Unfortunately, The Flash was doomed from the start. With Ezra Miller’s laundry list of alleged public offenses hanging around the movie’s neck like an Albatross, the film was coming out of the gate with a major handicap.
Add to that the bullet new co-leader of DC studios, James Gunn, lodged firmly in his own foot by announcing plans to reboot the newly renamed DCU, effectively making The Flash non-canon before it even came out, and you have a movie that was essentially dead on arrival.
It also doesn’t help that Warner Bros. has been cultivating an antagonistic relationship with DC fans ever since the merger with Discovery. DC was in trouble the minute that newly appointed Warner Bros. Discovery CEO David Zaslav started canceling projects and removing content from streaming, essentially making enemies of the very people who consume DC properties like The Flash.
Several fans that would have seen the movie just for the nostalgia of seeing Michael Keaton suit up as Batman for the first time since 1992 already likely had a bad taste in their mouth from the Batgirl cancellation.

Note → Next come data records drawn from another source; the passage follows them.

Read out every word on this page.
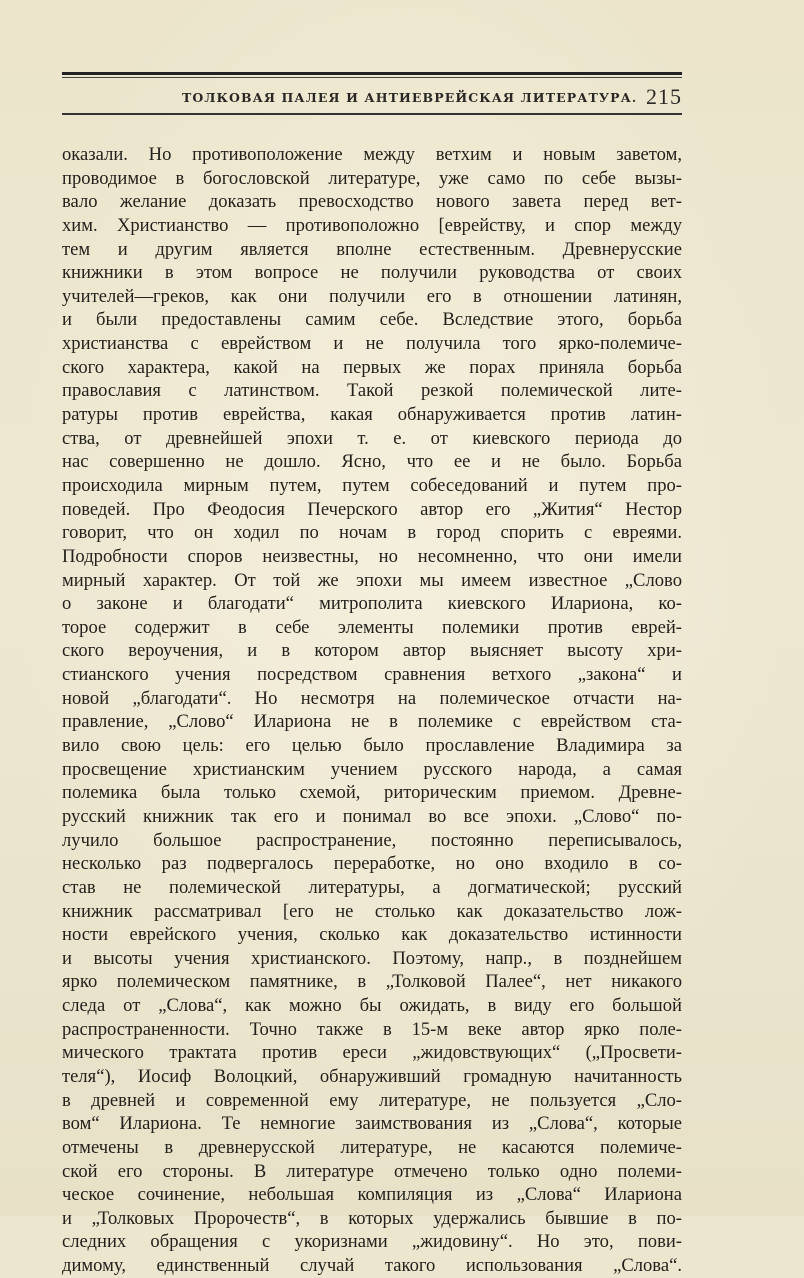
ТОЛКОВАЯ ПАЛЕЯ И АНТИЕВРЕЙСКАЯ ЛИТЕРАТУРА. 215
оказали. Но противоположение между ветхим и новым заветом,
проводимое в богословской литературе, уже само по себе вызы-
вало желание доказать превосходство нового завета перед вет-
хим. Христианство — противоположно [еврейству, и спор между
тем и другим является вполне естественным. Древнерусские
книжники в этом вопросе не получили руководства от своих
учителей—греков, как они получили его в отношении латинян,
и были предоставлены самим себе. Вследствие этого, борьба
христианства с еврейством и не получила того ярко-полемиче-
ского характера, какой на первых же порах приняла борьба
православия с латинством. Такой резкой полемической лите-
ратуры против еврейства, какая обнаруживается против латин-
ства, от древнейшей эпохи т. е. от киевского периода до
нас совершенно не дошло. Ясно, что ее и не было. Борьба
происходила мирным путем, путем собеседований и путем про-
поведей. Про Феодосия Печерского автор его „Жития“ Нестор
говорит, что он ходил по ночам в город спорить с евреями.
Подробности споров неизвестны, но несомненно, что они имели
мирный характер. От той же эпохи мы имеем известное „Слово
о законе и благодати“ митрополита киевского Илариона, ко-
торое содержит в себе элементы полемики против еврей-
ского вероучения, и в котором автор выясняет высоту хри-
стианского учения посредством сравнения ветхого „закона“ и
новой „благодати“. Но несмотря на полемическое отчасти на-
правление, „Слово“ Илариона не в полемике с еврейством ста-
вило свою цель: его целью было прославление Владимира за
просвещение христианским учением русского народа, а самая
полемика была только схемой, риторическим приемом. Древне-
русский книжник так его и понимал во все эпохи. „Слово“ по-
лучило большое распространение, постоянно переписывалось,
несколько раз подвергалось переработке, но оно входило в со-
став не полемической литературы, а догматической; русский
книжник рассматривал [его не столько как доказательство лож-
ности еврейского учения, сколько как доказательство истинности
и высоты учения христианского. Поэтому, напр., в позднейшем
ярко полемическом памятнике, в „Толковой Палее“, нет никакого
следа от „Слова“, как можно бы ожидать, в виду его большой
распространенности. Точно также в 15-м веке автор ярко поле-
мического трактата против ереси „жидовствующих“ („Просвети-
теля“), Иосиф Волоцкий, обнаруживший громадную начитанность
в древней и современной ему литературе, не пользуется „Сло-
вом“ Илариона. Те немногие заимствования из „Слова“, которые
отмечены в древнерусской литературе, не касаются полемиче-
ской его стороны. В литературе отмечено только одно полеми-
ческое сочинение, небольшая компиляция из „Слова“ Илариона
и „Толковых Пророчеств“, в которых удержались бывшие в по-
следних обращения с укоризнами „жидовину“. Но это, пови-
димому, единственный случай такого использования „Слова“.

The Leslie Grace-led film would have featured Keaton as that universe’s Batman following his re-introduction in The Flash movie.
Instead, after months of reading about their favorite live-action Batman returning for an extended run of appearances across multiple DC properties, fans were told his appearance in The Flash would be a one-off, essentially bringing the Mr. Mom actor back for what could be seen as just a glorified cameo. After all that, it’s no wonder that many DC fans decided to pass on The Flash.
One thing that can’t be blamed for The Flash‘s poor performance is so-called “superhero fatigue” that critics and internet doomsayers are always warning us about. The continued success of Spider-Man: Across the Spider-Verse should be proof enough to even the most cynical naysayer that a superhero movie done right can still bring fans to the theaters in droves.
Ultimately The Flash‘s failure can be blamed on a number of external factors, which is a shame because when judged solely on its merits as a movie, The Flash isn’t all that bad.